Sha’Carrri was disqualified from the Olympics in the 100 and not chosen for the 4 x 100 for which she was eligible, having completed her suspension before the race. Weren’t any track officials or reporters looking to do Sha’Carri any favors. No way she couldn’t have at least run a preliminary round on the relay team. The following year, 2022, she didn’t qualify for the World Athletics Championships. Not many among the media were sympathetic. At the U.S. nationals, which is where she failed to qualify, she chastised reporters for chasing negative stories without regard to how athletes may be feeling. A great speaker, she talked about treating athletes with more respect than jamming cameras in front of their faces during difficult moments.

She was in peak verbal form in Budapest. At one point, she proclaimed, “Never allow media, never allow outsiders, never let anything but yourself and your faith define who you are.” She didn’t directly name anyone in the media. She touched them up indirectly, which is how you do it when operating in the Black signifyin tradition. Y’all know who y’all is! Some were the reporters that, following her exchange with Lewis Johnson after her W in the 100 meters, she passed by, politely declining interview requests. She received plenty criticism for having the nerve to give an interview only to a Black reporter. Even saying “No, thank you,” the way our mamas taught, didn’t shield her from attacks on social media.

In the interview room, she had to get direct for a moment. A reporter with whom she had history asked the first question, which he prefaced by reminding the world that Sha’Carri failed to make the previous world championships. She had schooled the dude about sensitivity before, but it didn’t take. So she told him, ““Obviously, I didn’t make the team last year. I don’t think you had to say that.” Then she attributed her current success to “Blocking out the noise. Blocking out media like yourself.” Go write that!

At the press conference following Shericka Jackson’s triumph at 200 meters---Sha’Carri captured the bronze---a reporter asserted that “women’s records from the 1980s can’t be trusted.” He was referring to Flo-Jo’s time of 21.34, which he assumes was steroids-enabled. He asked Shericka if she considered herself to really be the world record holder, given that no one has beaten her tremendous time of 21.41 other than Flo-Jo.

Shericka went on patient lecturer mode.
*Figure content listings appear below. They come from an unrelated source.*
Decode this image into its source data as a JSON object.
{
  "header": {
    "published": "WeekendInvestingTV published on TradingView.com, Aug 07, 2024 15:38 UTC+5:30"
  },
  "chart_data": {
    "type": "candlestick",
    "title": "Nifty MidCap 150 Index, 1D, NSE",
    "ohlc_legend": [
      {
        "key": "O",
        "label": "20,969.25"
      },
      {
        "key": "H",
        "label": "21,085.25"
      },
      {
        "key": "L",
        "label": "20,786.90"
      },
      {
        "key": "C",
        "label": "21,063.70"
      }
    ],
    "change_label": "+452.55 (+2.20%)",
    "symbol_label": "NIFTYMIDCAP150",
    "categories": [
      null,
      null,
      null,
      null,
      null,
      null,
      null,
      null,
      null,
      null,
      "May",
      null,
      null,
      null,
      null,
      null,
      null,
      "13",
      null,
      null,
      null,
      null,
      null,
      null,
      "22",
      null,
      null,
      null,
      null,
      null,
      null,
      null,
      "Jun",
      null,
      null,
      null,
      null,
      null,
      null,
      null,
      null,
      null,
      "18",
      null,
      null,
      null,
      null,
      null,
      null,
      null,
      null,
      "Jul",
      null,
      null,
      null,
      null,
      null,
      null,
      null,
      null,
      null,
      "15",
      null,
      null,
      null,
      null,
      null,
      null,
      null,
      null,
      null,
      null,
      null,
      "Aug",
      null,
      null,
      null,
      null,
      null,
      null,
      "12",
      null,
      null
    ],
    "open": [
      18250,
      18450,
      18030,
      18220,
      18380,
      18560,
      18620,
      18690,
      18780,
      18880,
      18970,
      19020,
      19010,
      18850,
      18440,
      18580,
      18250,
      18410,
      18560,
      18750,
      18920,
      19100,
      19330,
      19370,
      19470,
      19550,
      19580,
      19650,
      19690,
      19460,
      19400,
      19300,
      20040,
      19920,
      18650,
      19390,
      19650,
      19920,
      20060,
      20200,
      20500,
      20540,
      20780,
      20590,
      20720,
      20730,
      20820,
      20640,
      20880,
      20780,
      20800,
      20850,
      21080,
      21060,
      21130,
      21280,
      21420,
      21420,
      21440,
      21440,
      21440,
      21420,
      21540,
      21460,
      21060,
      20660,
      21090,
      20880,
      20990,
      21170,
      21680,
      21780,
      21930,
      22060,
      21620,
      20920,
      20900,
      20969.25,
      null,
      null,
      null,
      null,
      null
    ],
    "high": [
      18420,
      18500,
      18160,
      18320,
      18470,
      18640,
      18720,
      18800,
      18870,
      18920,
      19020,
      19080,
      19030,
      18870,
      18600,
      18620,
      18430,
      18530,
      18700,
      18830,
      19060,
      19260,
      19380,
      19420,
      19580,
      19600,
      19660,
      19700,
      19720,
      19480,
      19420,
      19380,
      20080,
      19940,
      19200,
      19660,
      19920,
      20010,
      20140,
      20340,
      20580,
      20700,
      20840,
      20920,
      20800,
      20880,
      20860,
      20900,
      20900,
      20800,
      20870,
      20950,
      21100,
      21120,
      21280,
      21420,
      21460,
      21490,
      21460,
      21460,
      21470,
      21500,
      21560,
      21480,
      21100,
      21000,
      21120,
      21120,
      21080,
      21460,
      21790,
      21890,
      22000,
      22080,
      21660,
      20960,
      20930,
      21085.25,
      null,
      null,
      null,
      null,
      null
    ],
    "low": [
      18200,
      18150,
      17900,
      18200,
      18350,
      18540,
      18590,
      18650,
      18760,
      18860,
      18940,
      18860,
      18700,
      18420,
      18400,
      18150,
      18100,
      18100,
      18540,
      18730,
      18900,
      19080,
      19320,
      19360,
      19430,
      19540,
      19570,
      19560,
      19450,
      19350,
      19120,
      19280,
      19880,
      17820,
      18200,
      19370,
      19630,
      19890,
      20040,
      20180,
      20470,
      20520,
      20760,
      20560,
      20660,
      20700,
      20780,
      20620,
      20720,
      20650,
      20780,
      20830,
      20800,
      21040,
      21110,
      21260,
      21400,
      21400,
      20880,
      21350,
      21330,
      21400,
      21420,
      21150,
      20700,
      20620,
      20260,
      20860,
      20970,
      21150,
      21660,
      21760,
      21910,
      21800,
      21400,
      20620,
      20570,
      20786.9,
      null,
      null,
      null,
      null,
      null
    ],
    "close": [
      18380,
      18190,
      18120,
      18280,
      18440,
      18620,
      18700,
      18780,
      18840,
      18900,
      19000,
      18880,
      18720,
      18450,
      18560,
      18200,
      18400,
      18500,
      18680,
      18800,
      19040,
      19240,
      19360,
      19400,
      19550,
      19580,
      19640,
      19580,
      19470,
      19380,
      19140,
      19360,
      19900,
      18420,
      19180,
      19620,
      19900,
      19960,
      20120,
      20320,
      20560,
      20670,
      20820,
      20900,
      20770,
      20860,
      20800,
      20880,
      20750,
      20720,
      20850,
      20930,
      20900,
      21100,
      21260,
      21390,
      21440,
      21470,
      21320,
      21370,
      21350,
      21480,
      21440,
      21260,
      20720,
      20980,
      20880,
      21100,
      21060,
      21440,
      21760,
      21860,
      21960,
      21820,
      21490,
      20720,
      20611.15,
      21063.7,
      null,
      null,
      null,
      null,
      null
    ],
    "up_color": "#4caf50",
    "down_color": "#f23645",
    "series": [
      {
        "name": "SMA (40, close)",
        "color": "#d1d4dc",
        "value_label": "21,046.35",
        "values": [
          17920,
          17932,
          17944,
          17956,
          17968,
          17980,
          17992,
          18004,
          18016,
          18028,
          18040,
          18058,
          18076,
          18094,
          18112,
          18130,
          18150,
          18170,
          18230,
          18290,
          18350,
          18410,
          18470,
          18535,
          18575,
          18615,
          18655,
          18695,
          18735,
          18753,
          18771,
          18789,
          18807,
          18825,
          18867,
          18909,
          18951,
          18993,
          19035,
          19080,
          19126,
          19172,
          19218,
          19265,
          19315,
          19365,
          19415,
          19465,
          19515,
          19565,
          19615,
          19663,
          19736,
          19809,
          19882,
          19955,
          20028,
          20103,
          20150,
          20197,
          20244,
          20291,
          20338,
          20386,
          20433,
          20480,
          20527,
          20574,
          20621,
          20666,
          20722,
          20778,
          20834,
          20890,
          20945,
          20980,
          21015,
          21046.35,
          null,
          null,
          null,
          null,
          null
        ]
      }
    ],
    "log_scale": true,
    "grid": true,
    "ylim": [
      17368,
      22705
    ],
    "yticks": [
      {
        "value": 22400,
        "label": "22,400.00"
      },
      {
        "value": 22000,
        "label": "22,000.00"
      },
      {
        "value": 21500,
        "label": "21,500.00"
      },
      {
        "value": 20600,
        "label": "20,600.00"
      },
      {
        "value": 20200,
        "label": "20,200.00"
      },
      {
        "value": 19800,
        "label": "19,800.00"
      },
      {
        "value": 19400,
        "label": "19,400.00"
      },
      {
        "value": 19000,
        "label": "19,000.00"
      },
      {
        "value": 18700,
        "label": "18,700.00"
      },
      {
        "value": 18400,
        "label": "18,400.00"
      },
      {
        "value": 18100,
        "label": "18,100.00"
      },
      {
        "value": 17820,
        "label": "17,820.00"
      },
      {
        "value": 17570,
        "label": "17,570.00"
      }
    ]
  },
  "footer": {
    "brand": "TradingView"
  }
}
In her beautiful Jamaican lilt, she explained that if someone has never failed a drug test, then she cannot comment---comMENT as she pronounces it, her accent being perfect. She said she is not the world recORD holder, and implied that there was no need to pose that question in the future. (It wasn’t the first time it was asked.) I hope the point will become moot. With the right track, wind, and temperature, she has a shot at 21.34. Not likely, but possible. I’m rooting for her.

The ever-eloquent Sha’Carri got back to signifyin. When asked about a rivalry, presumably a bitter one, between Jamaican and U.S. sprinters, Sha’Carri emphasized the respect that athletes have for one another, “regardless of what y’all media may say and do.” Then she hit the reporter pool with a classic Black woman eye roll.

Shericka wasn’t finished. The rivalry may be respectful, but it’s still a rivalry. When asked how she would celebrate her victory, she responded, “I’m not gonna celebrate now. Probably not now. Probably after the 4 x 100.” Ouch! The 4 x 100 would feature Shericka and Sha’Carri as the anchors. Then she snake-naked as African women do around the world and half turned away from Sha’Carri. Take that! When she resettled, she folded her arms like “what? I said what I said.” Then Sha’Carri looked toward Shericka and sucked her teeth as only a Black woman can and tossed in a little snake-necking of her own with a priceless expression on her face that meant we gon see about that! They both laughed. Track and linguistic champions.